Translation:In my friend's house, there are three cute dogs.
には is a combination particle. You'll see this with に and で every now and then. The は is added to put some contrast in and show this might be a situation a bit out of the norm. "There are three cute dogs in my friends house" (nuance -> as opposed to them being somewhere else)
I believe that is when the subject is obvious. In this case it could easily be my brother's friend, mother's friend, etc.
But I think it's just giving you an example when the subject wasn't obvious. Like a refresher or something.
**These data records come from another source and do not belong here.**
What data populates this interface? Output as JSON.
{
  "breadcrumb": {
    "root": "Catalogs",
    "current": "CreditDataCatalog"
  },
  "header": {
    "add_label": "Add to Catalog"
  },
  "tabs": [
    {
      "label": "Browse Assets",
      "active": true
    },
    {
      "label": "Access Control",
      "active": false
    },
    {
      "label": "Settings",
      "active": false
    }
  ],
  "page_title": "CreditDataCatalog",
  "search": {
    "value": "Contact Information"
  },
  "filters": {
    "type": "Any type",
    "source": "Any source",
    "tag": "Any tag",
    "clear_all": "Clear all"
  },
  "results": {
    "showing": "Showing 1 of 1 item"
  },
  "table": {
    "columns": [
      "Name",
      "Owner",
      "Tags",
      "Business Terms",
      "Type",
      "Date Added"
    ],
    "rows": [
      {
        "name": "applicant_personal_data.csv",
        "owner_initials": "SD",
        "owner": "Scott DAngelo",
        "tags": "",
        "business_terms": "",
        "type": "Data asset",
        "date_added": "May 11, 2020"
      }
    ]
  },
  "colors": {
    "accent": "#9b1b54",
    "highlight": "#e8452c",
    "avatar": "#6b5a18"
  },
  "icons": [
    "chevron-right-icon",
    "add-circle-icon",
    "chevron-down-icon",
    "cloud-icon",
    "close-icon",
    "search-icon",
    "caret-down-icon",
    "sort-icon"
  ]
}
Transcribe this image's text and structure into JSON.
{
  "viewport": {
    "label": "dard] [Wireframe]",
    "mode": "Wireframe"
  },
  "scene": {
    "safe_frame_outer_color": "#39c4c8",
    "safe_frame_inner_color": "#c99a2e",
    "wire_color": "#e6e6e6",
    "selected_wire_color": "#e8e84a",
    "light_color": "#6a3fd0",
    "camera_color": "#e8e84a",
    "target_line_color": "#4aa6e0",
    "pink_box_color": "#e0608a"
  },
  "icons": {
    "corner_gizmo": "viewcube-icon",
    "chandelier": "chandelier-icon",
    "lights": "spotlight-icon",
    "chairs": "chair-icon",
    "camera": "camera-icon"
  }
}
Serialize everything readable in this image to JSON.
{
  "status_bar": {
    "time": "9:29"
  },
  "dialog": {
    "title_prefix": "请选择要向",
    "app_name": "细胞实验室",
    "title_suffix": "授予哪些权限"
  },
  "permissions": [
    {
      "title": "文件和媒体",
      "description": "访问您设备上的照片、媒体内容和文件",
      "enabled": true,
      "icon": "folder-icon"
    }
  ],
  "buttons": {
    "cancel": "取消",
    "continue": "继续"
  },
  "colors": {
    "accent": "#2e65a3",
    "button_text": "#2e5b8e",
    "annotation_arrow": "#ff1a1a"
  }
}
Make it easier to understand as a whole for the various language levels.
I'm not questioning your understanding, just giving my opinion on the subject. Lol
According to the French Wikipedia, this is indeed due to euphony; here is the list it gives for this particular counter.
Kanji Kana Rōmaji
一匹 いっぴき ippiki
二匹 にひき nihiki
三匹 さんびき sanbiki
四匹 よんひき yonhiki
五匹 ごひき gohiki
六匹 ろっぴき、ろくひき roppiki, rokuhiki
七匹 ななひき nanahiki
八匹 はっぴき、はちひき happiki, hachihiki
九匹 きゅうひき kyūhiki
十匹 じゅっぴき、じっぴき juppiki, jippiki
何匹 なんびき nanbiki
に ni translates to many different things in English and doesn't necessarily mean "in." I'm going to guess that Duolingo probably does accept "At my friends house, there are three cute dogs." In other words, it might be the structure of the English sentence rather than the preposition.
Location に people/animals が ... います translates to "At/in location, there are/is a/the/number people/animals."
people/animals は Location に います translates to "there are a/the/number people/animals at/in the/this/a location ."
You could probably still argue that in English the difference between "At my friend's house, there are three cute dogs," and "There are three cute dogs at my friend's house" is trivial. However, there is a difference in emphasis.
Another issue with your translation might be that friends should be friend's although that might just be a typo in your post and isn't what you typed in the app.